上記で得られた加熱圧縮成形用成形材料(1)〜(6)の組成及び評価結果を表3に示す。
Figure 2015186597
上記で得られた加熱圧縮成形用成形材料(R−1)〜(R−6)の組成及び評価結果を表4に示す。
Figure 2015186597
実施例1〜6の加熱圧縮成形用成形材料(1)〜(6)から得られた成形品は、いずれも比重が1.55以下で、成形収縮率が0.05%以下であり、優れた強度及び表面平滑性を有することが分かった。
比較例1は、不飽和ポリエステル樹脂100質量部に対し、軽質炭酸カルシウムと重質炭酸カルシウムとの合計が上限である200質量部を超える例であるが、得られた成形品は、比重が大きく、表面平滑性も劣ることが分かった。
比較例2は、不飽和ポリエステル樹脂100質量部に対し、重質炭酸カルシウムが上限である150質量部を超える例であるが、得られた成形品の表面平滑性が劣ることが分かった。
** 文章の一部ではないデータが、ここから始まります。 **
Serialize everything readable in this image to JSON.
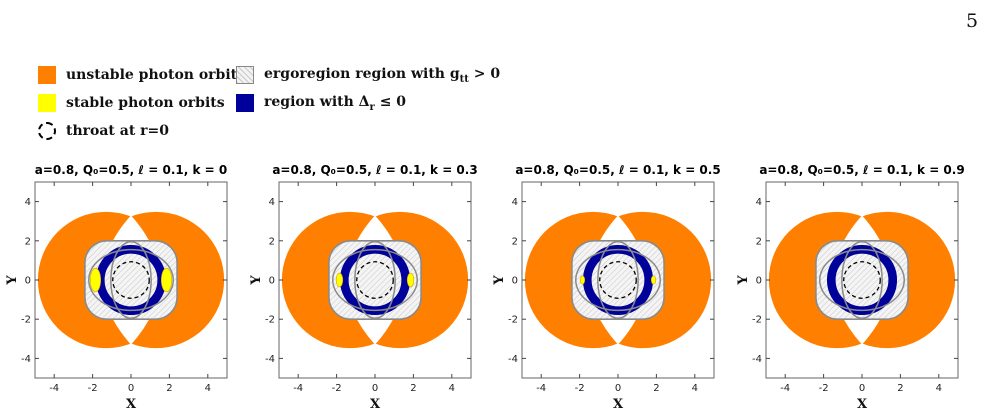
{
  "page_number": "5",
  "legend": {
    "unstable": "unstable photon orbits",
    "stable": "stable photon orbits",
    "throat": "throat at r=0",
    "ergo_prefix": "ergoregion region with g",
    "ergo_sub": "tt",
    "ergo_suffix": " > 0",
    "delta_prefix": "region with Δ",
    "delta_sub": "r",
    "delta_suffix": " ≤ 0"
  },
  "colors": {
    "unstable": "#ff8000",
    "stable": "#ffff00",
    "delta": "#00009a",
    "ergo_outline": "#8a8a8a",
    "frame": "#666666"
  },
  "axes": {
    "x_label": "X",
    "y_label": "Y",
    "xlim": [
      -5,
      5
    ],
    "ylim": [
      -5,
      5
    ],
    "x_ticks": [
      "-4",
      "-2",
      "0",
      "2",
      "4"
    ],
    "y_ticks": [
      "4",
      "2",
      "0",
      "-2",
      "-4"
    ]
  },
  "panels": [
    {
      "title": "a=0.8, Q₀=0.5, ℓ = 0.1, k = 0",
      "k": 0
    },
    {
      "title": "a=0.8, Q₀=0.5, ℓ = 0.1, k = 0.3",
      "k": 0.3
    },
    {
      "title": "a=0.8, Q₀=0.5, ℓ = 0.1, k = 0.5",
      "k": 0.5
    },
    {
      "title": "a=0.8, Q₀=0.5, ℓ = 0.1, k = 0.9",
      "k": 0.9
    }
  ],
  "stable_region_size": [
    1.0,
    0.55,
    0.3,
    0.0
  ]
}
比較例3は、水素添加スチレン系熱可塑性エラストマーを用いず、スチレン/ブタジエン/スチレンブロック共重合体を用いた例であるが、得られた成形品は、成形収縮率が0.13%と大きく、表面平滑性も劣ることが分かった。
比較例4は、水素添加スチレン系熱可塑性エラストマーを用いず、ポリスチレン樹脂を用いた例であるが、得られた成形品の表面平滑性が著しく劣ることが分かった。
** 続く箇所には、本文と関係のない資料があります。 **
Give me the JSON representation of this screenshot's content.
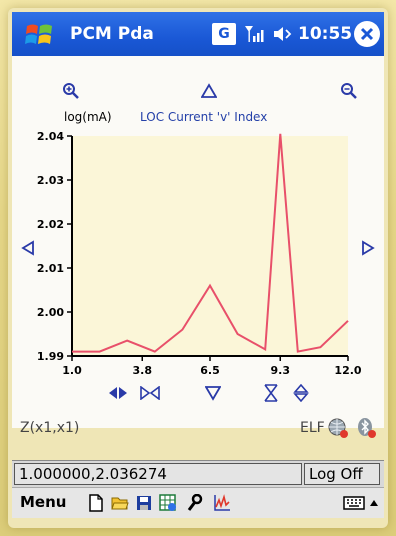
{
  "window": {
    "title": "PCM Pda",
    "clock": "10:55",
    "status_g": "G"
  },
  "chart": {
    "y_unit": "log(mA)",
    "title": "LOC Current 'v' Index"
  },
  "readouts": {
    "z_label": "Z(x1,x1)",
    "elf_label": "ELF",
    "coordinates": "1.000000,2.036274",
    "log_status": "Log Off"
  },
  "menubar": {
    "menu_label": "Menu"
  },
  "icons": [
    "windows-logo-icon",
    "g-status-icon",
    "signal-icon",
    "volume-icon",
    "close-icon",
    "zoom-in-icon",
    "pan-up-icon",
    "zoom-out-icon",
    "pan-left-icon",
    "pan-right-icon",
    "x-expand-icon",
    "x-contract-icon",
    "pan-down-icon",
    "y-contract-icon",
    "y-expand-icon",
    "globe-icon",
    "bluetooth-icon",
    "new-file-icon",
    "open-folder-icon",
    "save-icon",
    "spreadsheet-icon",
    "wrench-icon",
    "chart-icon",
    "keyboard-icon",
    "menu-arrow-icon"
  ],
  "colors": {
    "titlebar": "#1a58d6",
    "plot_background": "#fbf6d8",
    "series_line": "#e8506a",
    "title_text": "#2440a8"
  },
  "chart_data": {
    "type": "line",
    "title": "LOC Current 'v' Index",
    "xlabel": "",
    "ylabel": "log(mA)",
    "xlim": [
      1.0,
      12.0
    ],
    "ylim": [
      1.99,
      2.04
    ],
    "xticks": [
      "1.0",
      "3.8",
      "6.5",
      "9.3",
      "12.0"
    ],
    "yticks": [
      "1.99",
      "2.00",
      "2.01",
      "2.02",
      "2.03",
      "2.04"
    ],
    "grid": false,
    "x": [
      1.0,
      2.1,
      3.2,
      4.3,
      5.4,
      6.5,
      7.6,
      8.7,
      9.3,
      10.0,
      10.9,
      12.0
    ],
    "y": [
      1.991,
      1.991,
      1.9935,
      1.991,
      1.996,
      2.006,
      1.995,
      1.9915,
      2.0405,
      1.991,
      1.992,
      1.998
    ]
  }
}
比較例5は、不飽和ポリエステル樹脂の原料である多塩基酸成分中に、マレイン酸及び/又はフマル酸を90モル%以上含有しない例であるが、得られた成形品は、成形収縮率が0.07%とやや大きく、表面平滑性が劣ると共に、強度が不十分であることが分かった。
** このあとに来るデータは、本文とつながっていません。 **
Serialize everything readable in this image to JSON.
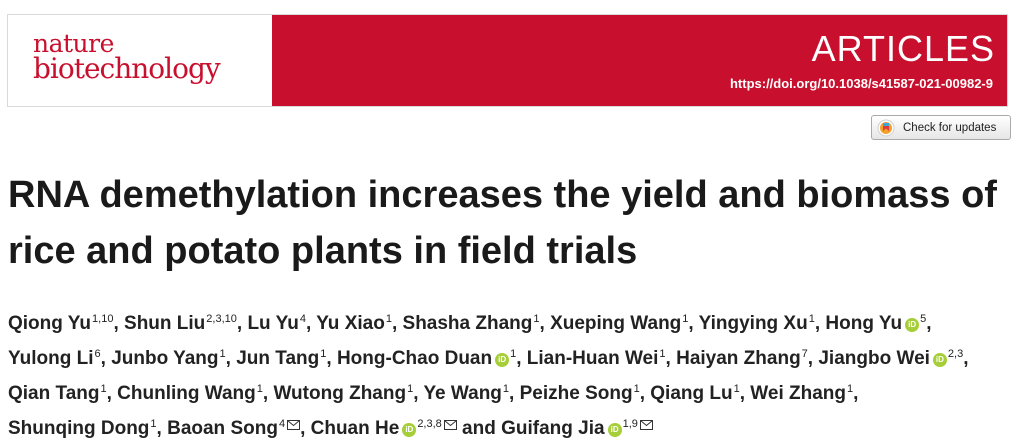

比較例6は、不飽和ポリエステル樹脂100質量部に対し、軽質炭酸カルシウムが上限である150質量部を超える例であるが、樹脂組成物が高粘度で、キャリアフィルム状に均一塗布することが困難となり、加熱圧縮成形用成形材料を得ることができなかった。

Claims (5)

  1. マレイン酸及び/又はフマル酸を90モル%以上含有する多塩基酸成分と多価アルコール成分とを縮合重合して得られた不飽和ポリエステル樹脂(a1)、水素添加スチレン系熱可塑性エラストマー(a2)、軽質炭酸カルシウム(a3)、重質炭酸カルシウム(a4)及び重合開始剤を含有する樹脂組成物(A)を、ガラス繊維(B)に含浸して得られる加熱圧縮成形用成形材料であって、前記樹脂組成物(A)中の含有量が、前記不飽和ポリエステル樹脂100質量部に対して、前記水素添加スチレン系熱可塑性エラストマー(a2)が30〜60質量部、軽質炭酸カルシウム(a3)と重質炭酸カルシウム(a4)との合計が50〜200質量部であり、且つ、軽質炭酸カルシウム(a3)が25〜150質量部、前記重質炭酸カルシウム(a4)が25〜150質量部であることを特徴とする加熱圧縮成形用成形材料。
  2. 前記ガラス繊維(B)の含有率が10〜40質量%の範囲である請求項1記載の加熱圧縮成形用成形材料。
  3. 請求項1又は2記載の加熱圧縮成形用成形材料を成形して得られることを特徴とする成形品。
  4. シートモールディングコンパウンド(SMC)又はバルクモールディングコンパウンド(BMC)の加熱圧縮成形法により得られるものである請求項3記載の成形品。
  5. 比重が1.3〜1.6の範囲である請求項3又は4項記載の成形品。